A new rule to determine what workers are eligible to collect overtime pay is likely to be released soon, and it is expected to set an annual salary threshold in the mid-$30,000 range, possibly around $35,000.
News organizations report that the U.S. Department of Labor’s (DOL) long-stalled rule will set a new floor for workers exempt from overtime under the Fair Labor Standards Act (FLSA), but it will not provide automatic adjustments to the salary level. Instead, it will provide for a review every few years to determine whether the level needs to be changed through rulemaking.
Also, the new rule is not expected to allow for any regional differences in the salary threshold level.
Currently, employees exempt from overtime must make at least $23,660 a year ($455 a week). That salary threshold has been in place since 2004.
The Obama administration tried to put a rule in place that would have more than doubled the salary floor, but a federal judge in Texas struck it down before it was to have taken effect on December 1, 2016. The rule would have set the threshold at $47,476 a year ($913 a week).
‘Very Long Wait Seems to Be Near an End’
“The very long wait seems to be near an end,” Burton J. Fishman, an attorney with Fortney & Scott, LLC in Washington, D.C., said of reports about the new rule. He doesn’t expect automatic indexing to be part of the new rule because of legal complications. Also, he thinks setting different salary levels for different regions of the country would be too difficult to administer.
Unless classified exempt under the FLSA, workers must be paid at least one and one-half times their regular rate of pay for any hours worked over 40 in a workweek. To be exempt, employees must meet both the “salary test” and the “duties test.” In addition to earning at least the threshold level of pay, exempt workers must perform duties that are primarily executive, administrative, or professional.
New Salary Level to Hit Some Employers Hard
Fishman expects the impact of a new rule to be mitigated because many employers started making adjustments in light of the prior proposed regulation, and many did not readjust after the court’s injunction in 2016. He points out that many employers “have inched toward” increasing their pay levels as a result of mandated increases some states and cities have made in their minimum wages, inflation, and the tight labor market.
The new salary level will hit some employers hard, however, since there doesn’t appear to be an exception for nonprofits and research-based academia, Fishman says, adding those sectors will have to be creative to come to terms with the new threshold.
During the long road to formulating a new rule, there were discussions of making changes to both the salary test and the duties test, but the new rule is expected to change only the salary level.
A possible change to the duties test is “the big imponderable,” Fishman says. If the new rule makes changes to exempt duties, it will have more of an impact on employers.

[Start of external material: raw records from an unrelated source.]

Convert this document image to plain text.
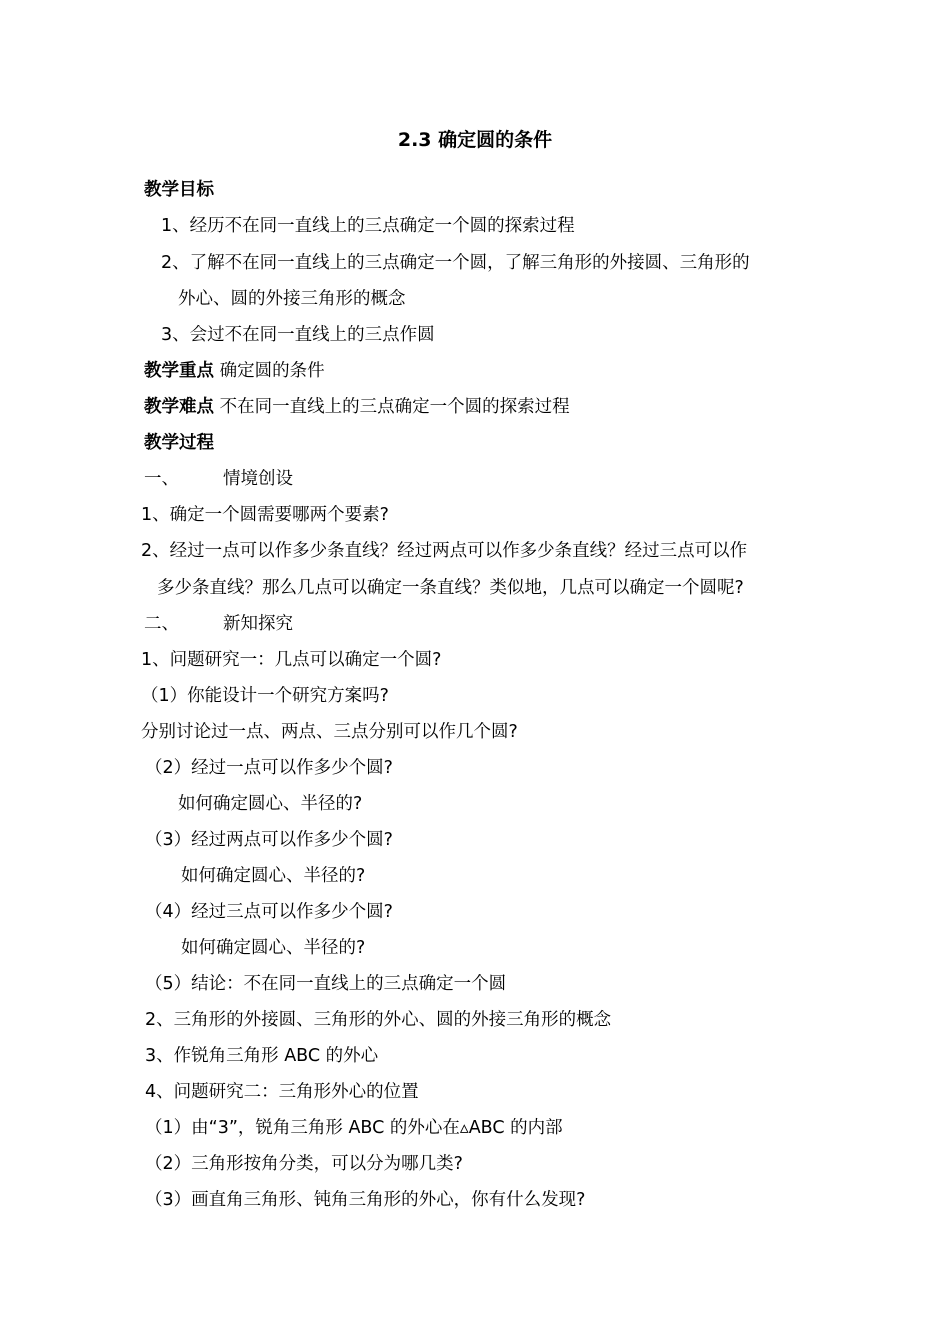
2.3 确定圆的条件
教学目标
1、经历不在同一直线上的三点确定一个圆的探索过程
2、了解不在同一直线上的三点确定一个圆，了解三角形的外接圆、三角形的
外心、圆的外接三角形的概念
3、会过不在同一直线上的三点作圆
教学重点 确定圆的条件
教学难点 不在同一直线上的三点确定一个圆的探索过程
教学过程
一、	情境创设
1、确定一个圆需要哪两个要素?
2、经过一点可以作多少条直线？经过两点可以作多少条直线？经过三点可以作
多少条直线？那么几点可以确定一条直线？类似地，几点可以确定一个圆呢?
二、	新知探究
1、问题研究一：几点可以确定一个圆?
（1）你能设计一个研究方案吗?
分别讨论过一点、两点、三点分别可以作几个圆?
（2）经过一点可以作多少个圆?
如何确定圆心、半径的?
（3）经过两点可以作多少个圆?
如何确定圆心、半径的?
（4）经过三点可以作多少个圆?
如何确定圆心、半径的?
（5）结论：不在同一直线上的三点确定一个圆
2、三角形的外接圆、三角形的外心、圆的外接三角形的概念
3、作锐角三角形 ABC 的外心
4、问题研究二：三角形外心的位置
（1）由“3”，锐角三角形 ABC 的外心在▵ABC 的内部
（2）三角形按角分类，可以分为哪几类?
（3）画直角三角形、钝角三角形的外心，你有什么发现?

“The real question is if the threshold is at this relatively modest and anticipated level, and without an automatic increase, will that be sufficient to forestall additional litigation,” Fishman says. He wonders if the DOL has “found that sweet spot to satisfy those demanding change without triggering more litigation.”
Fishman says opponents may go back to the same Texas judge who issued the 2016 injunction if they elect to challenge the new rule, but the overtime threshold “may not be as pressing a compensation issue today,” when attention also is being focused on the “Fight for $15,” pay inequality, the proposed Fair Pay Act, and other issues “that have become more prominent, politically and practically.”